Cette position a rapidement créé une confrontation directe entre Nawaf Salam et Nabih Berri, ce dernier accusant le Premier ministre désigné de « céder aux exigences étrangères au détriment des dynamiques politiques internes ». Selon Al Joumhouriyat (08/02/2025), les tensions se sont particulièrement intensifiées après les propositions américaines visant à imposer un gouvernement technocratique excluant toute influence du Hezbollah et d’Amal. Ce projet a immédiatement été perçu par le tandem chiite comme une tentative d’ingérence visant à affaiblir leur poids politique, ce qu’ils refusent catégoriquement.
Des négociations ont été entamées entre Nawaf Salam et Nabih Berri afin d’essayer de surmonter cette impasse, mais les positions restent figées. Berri exige que les ministres chiites soient désignés uniquement par Amal et le Hezbollah, tandis que Nawaf Salam, sous pression occidentale, tente d’imposer un candidat « neutre », perçu par le tandem chiite comme un cheval de Troie permettant de limiter leur influence dans les prises de décision gouvernementales. Le Hezbollah a clairement annoncé qu’il ne participerait à aucun gouvernement qui tenterait de le marginaliser, mettant ainsi en péril toute tentative de compromis.
L’affrontement entre Nabih Berri et Nawaf Salam n’est donc pas simplement un désaccord sur la nomination d’un ministre, mais bien un conflit plus large sur la répartition du pouvoir et les rapports de force entre les différentes factions libanaises. Cette confrontation bloque l’ensemble du processus de formation gouvernementale, empêchant tout progrès politique alors que le pays traverse une crise économique et sociale sans précédent.
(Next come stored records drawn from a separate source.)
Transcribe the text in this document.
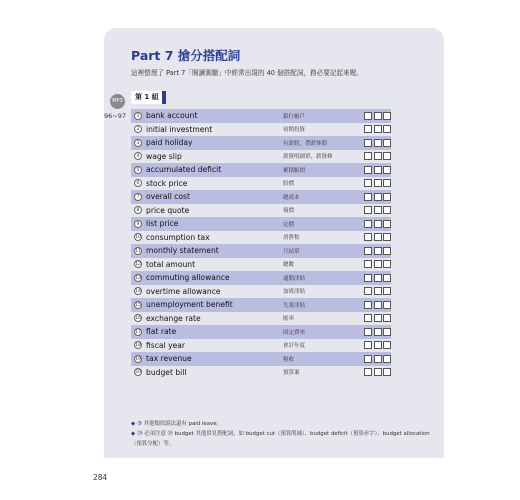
Part 7 搶分搭配詞
這裡整理了 Part 7「閱讀測驗」中經常出現的 40 個搭配詞，務必要記起來喔。
MP3
96~97
第 1 組
1 bank account	銀行帳戶
2 initial investment	初期投資
3 paid holiday	有薪假，帶薪休假
4 wage slip	薪資明細單，薪資條
5 accumulated deficit	累積虧損
6 stock price	股價
7 overall cost	總成本
8 price quote	報價
9 list price	定價
10 consumption tax	消費稅
11 monthly statement	月結單
12 total amount	總數
13 commuting allowance	通勤津貼
14 overtime allowance	加班津貼
15 unemployment benefit	失業津貼
16 exchange rate	匯率
17 flat rate	固定費率
18 fiscal year	會計年度
19 tax revenue	稅收
20 budget bill	預算案
◆ ③ 其他類似說法還有 paid leave。
◆ ⑳ 必須注意 ⑳ budget 其他常見搭配詞，如 budget cut（預算削減）、budget deficit（預算赤字）、budget allocation（預算分配）等。
284
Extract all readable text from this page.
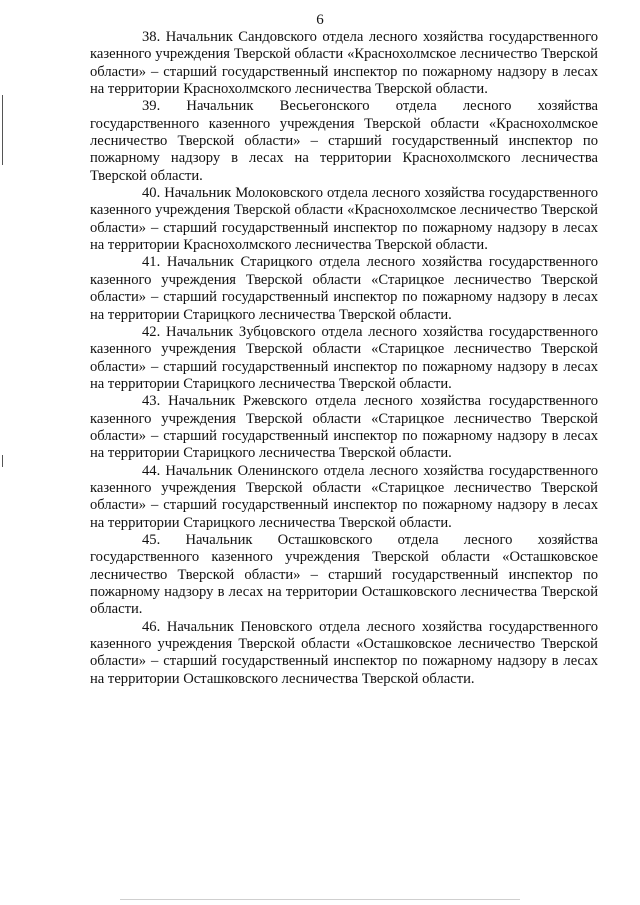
6

38. Начальник Сандовского отдела лесного хозяйства государственного казенного учреждения Тверской области «Краснохолмское лесничество Тверской области» – старший государственный инспектор по пожарному надзору в лесах на территории Краснохолмского лесничества Тверской области.

39. Начальник Весьегонского отдела лесного хозяйства государственного казенного учреждения Тверской области «Краснохолмское лесничество Тверской области» – старший государственный инспектор по пожарному надзору в лесах на территории Краснохолмского лесничества Тверской области.

40. Начальник Молоковского отдела лесного хозяйства государственного казенного учреждения Тверской области «Краснохолмское лесничество Тверской области» – старший государственный инспектор по пожарному надзору в лесах на территории Краснохолмского лесничества Тверской области.

41. Начальник Старицкого отдела лесного хозяйства государственного казенного учреждения Тверской области «Старицкое лесничество Тверской области» – старший государственный инспектор по пожарному надзору в лесах на территории Старицкого лесничества Тверской области.

42. Начальник Зубцовского отдела лесного хозяйства государственного казенного учреждения Тверской области «Старицкое лесничество Тверской области» – старший государственный инспектор по пожарному надзору в лесах на территории Старицкого лесничества Тверской области.

43. Начальник Ржевского отдела лесного хозяйства государственного казенного учреждения Тверской области «Старицкое лесничество Тверской области» – старший государственный инспектор по пожарному надзору в лесах на территории Старицкого лесничества Тверской области.

44. Начальник Оленинского отдела лесного хозяйства государственного казенного учреждения Тверской области «Старицкое лесничество Тверской области» – старший государственный инспектор по пожарному надзору в лесах на территории Старицкого лесничества Тверской области.

45. Начальник Осташковского отдела лесного хозяйства государственного казенного учреждения Тверской области «Осташковское лесничество Тверской области» – старший государственный инспектор по пожарному надзору в лесах на территории Осташковского лесничества Тверской области.

46. Начальник Пеновского отдела лесного хозяйства государственного казенного учреждения Тверской области «Осташковское лесничество Тверской области» – старший государственный инспектор по пожарному надзору в лесах на территории Осташковского лесничества Тверской области.
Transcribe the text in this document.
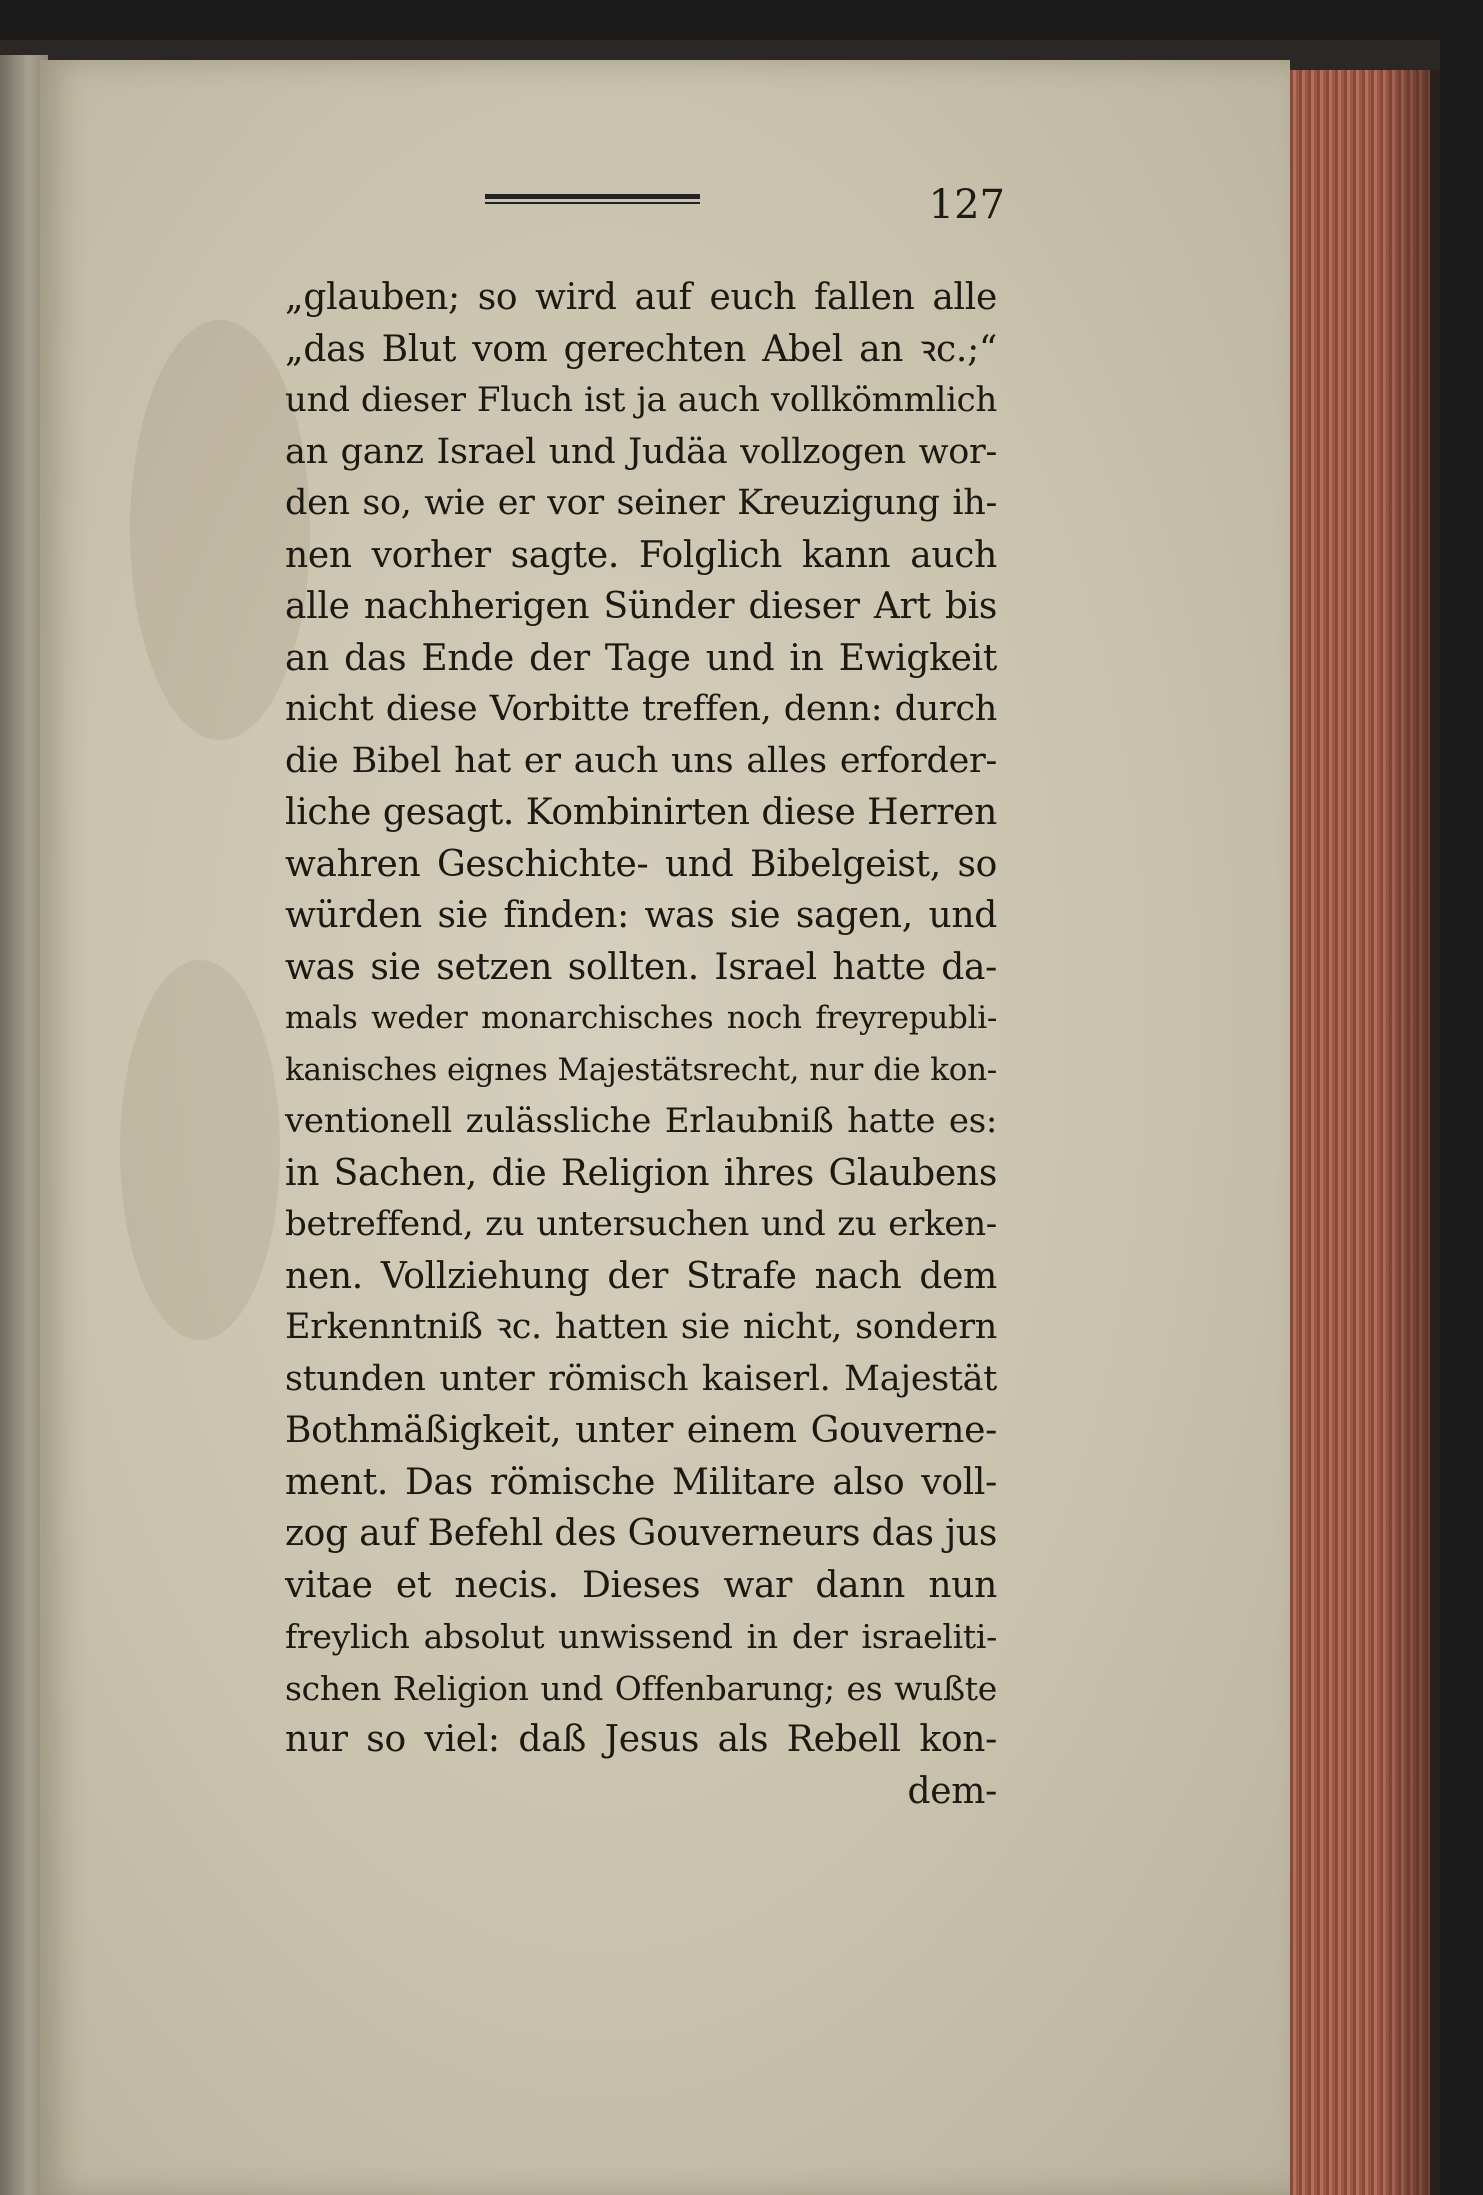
127
„glauben; so wird auf euch fallen alle
„das Blut vom gerechten Abel an ꝛc.;“
und dieser Fluch ist ja auch vollkömmlich
an ganz Israel und Judäa vollzogen wor-
den so, wie er vor seiner Kreuzigung ih-
nen vorher sagte. Folglich kann auch
alle nachherigen Sünder dieser Art bis
an das Ende der Tage und in Ewigkeit
nicht diese Vorbitte treffen, denn: durch
die Bibel hat er auch uns alles erforder-
liche gesagt. Kombinirten diese Herren
wahren Geschichte- und Bibelgeist, so
würden sie finden: was sie sagen, und
was sie setzen sollten. Israel hatte da-
mals weder monarchisches noch freyrepubli-
kanisches eignes Majestätsrecht, nur die kon-
ventionell zulässliche Erlaubniß hatte es:
in Sachen, die Religion ihres Glaubens
betreffend, zu untersuchen und zu erken-
nen. Vollziehung der Strafe nach dem
Erkenntniß ꝛc. hatten sie nicht, sondern
stunden unter römisch kaiserl. Majestät
Bothmäßigkeit, unter einem Gouverne-
ment. Das römische Militare also voll-
zog auf Befehl des Gouverneurs das jus
vitae et necis. Dieses war dann nun
freylich absolut unwissend in der israeliti-
schen Religion und Offenbarung; es wußte
nur so viel: daß Jesus als Rebell kon-
dem-
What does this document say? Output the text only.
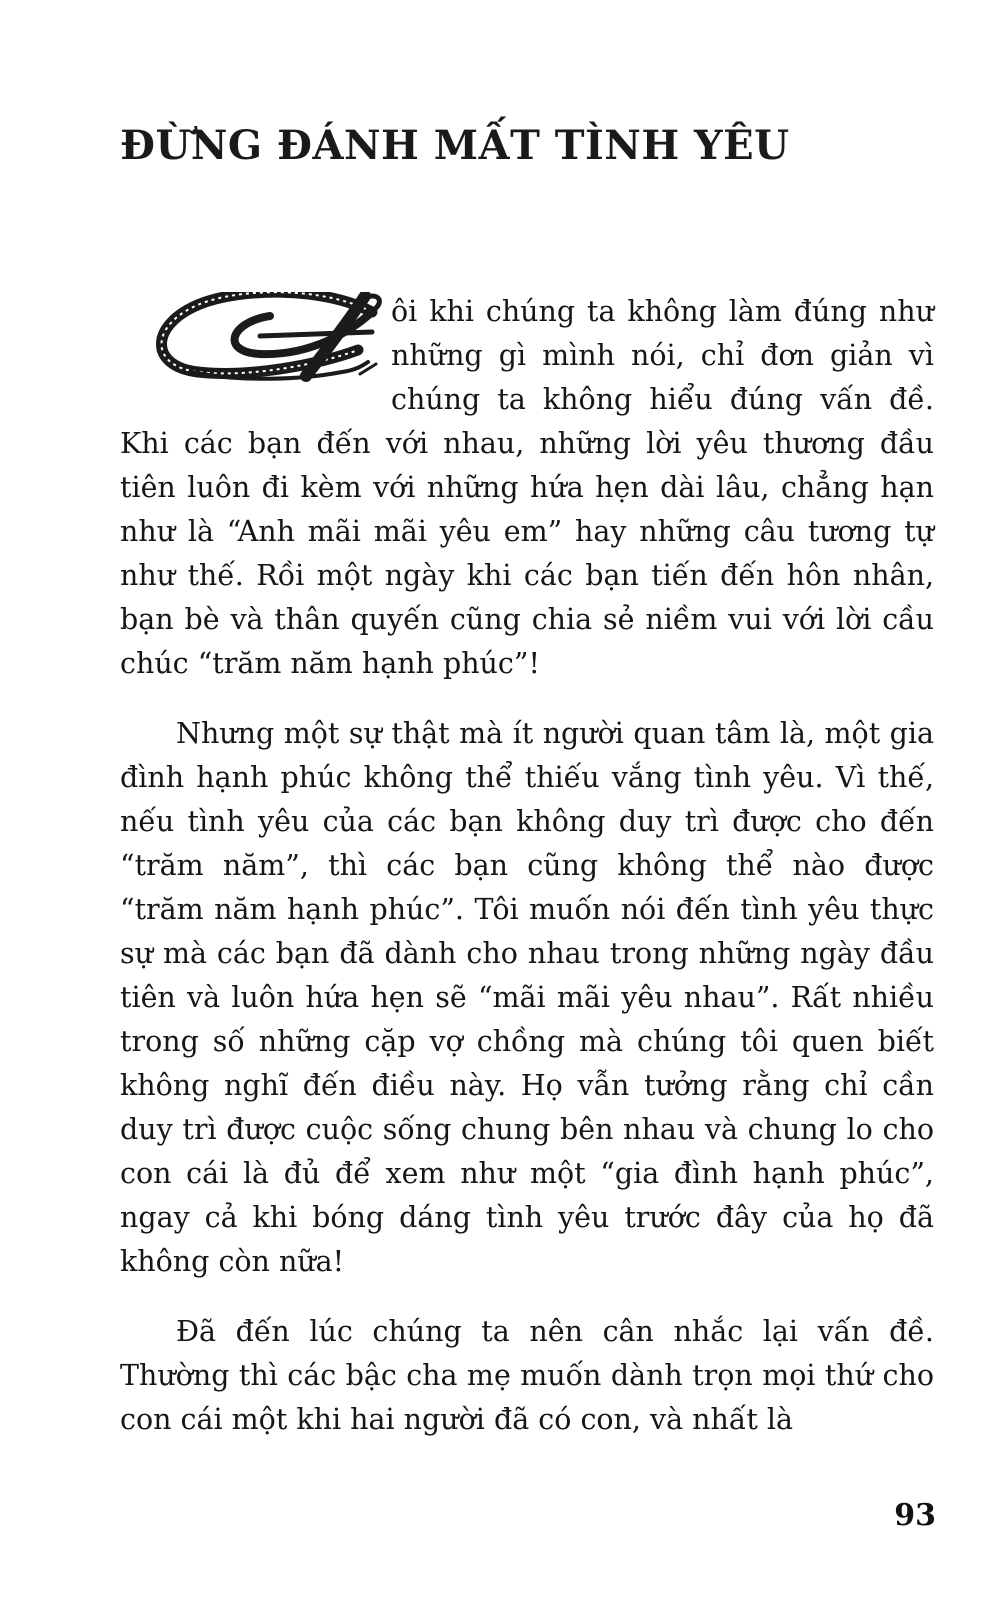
ĐỪNG ĐÁNH MẤT TÌNH YÊU

ôi khi chúng ta không làm đúng như những gì mình nói, chỉ đơn giản vì chúng ta không hiểu đúng vấn đề. Khi các bạn đến với nhau, những lời yêu thương đầu tiên luôn đi kèm với những hứa hẹn dài lâu, chẳng hạn như là “Anh mãi mãi yêu em” hay những câu tương tự như thế. Rồi một ngày khi các bạn tiến đến hôn nhân, bạn bè và thân quyến cũng chia sẻ niềm vui với lời cầu chúc “trăm năm hạnh phúc”!

Nhưng một sự thật mà ít người quan tâm là, một gia đình hạnh phúc không thể thiếu vắng tình yêu. Vì thế, nếu tình yêu của các bạn không duy trì được cho đến “trăm năm”, thì các bạn cũng không thể nào được “trăm năm hạnh phúc”. Tôi muốn nói đến tình yêu thực sự mà các bạn đã dành cho nhau trong những ngày đầu tiên và luôn hứa hẹn sẽ “mãi mãi yêu nhau”. Rất nhiều trong số những cặp vợ chồng mà chúng tôi quen biết không nghĩ đến điều này. Họ vẫn tưởng rằng chỉ cần duy trì được cuộc sống chung bên nhau và chung lo cho con cái là đủ để xem như một “gia đình hạnh phúc”, ngay cả khi bóng dáng tình yêu trước đây của họ đã không còn nữa!

Đã đến lúc chúng ta nên cân nhắc lại vấn đề. Thường thì các bậc cha mẹ muốn dành trọn mọi thứ cho con cái một khi hai người đã có con, và nhất là

93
Le rôle des États-Unis et de l’Arabie saoudite dans la crise
Les États-Unis et l’Arabie saoudite jouent un rôle central dans le blocage actuel de la formation du gouvernement libanais. Dès l’annonce de la nomination de Nawaf Salam, ces deux puissances ont multiplié les pressions diplomatiques et économiques pour s’assurer que le prochain cabinet ministériel soit débarrassé de toute influence du Hezbollah. Cette position a été réaffirmée à plusieurs reprises par des responsables américains et saoudiens, qui estiment que la présence du Hezbollah au sein du gouvernement entrave les relations entre Beyrouth et les partenaires occidentaux.
Lors de sa visite à Beyrouth, Morgan Ortagus, émissaire spéciale américaine, a clairement indiqué que Washington ne soutiendrait aucun gouvernement où le Hezbollah aurait une influence. Cette déclaration a immédiatement provoqué des réactions vives au sein des milieux politiques libanais, certaines factions dénonçant une tentative de dictée étrangère sur la formation du gouvernement. Selon Al Sharq (08/02/2025), les États-Unis conditionnent leur aide économique et leur soutien diplomatique à l’exclusion totale du Hezbollah, ce qui constitue une ligne rouge inacceptable pour Nabih Berri et ses alliés.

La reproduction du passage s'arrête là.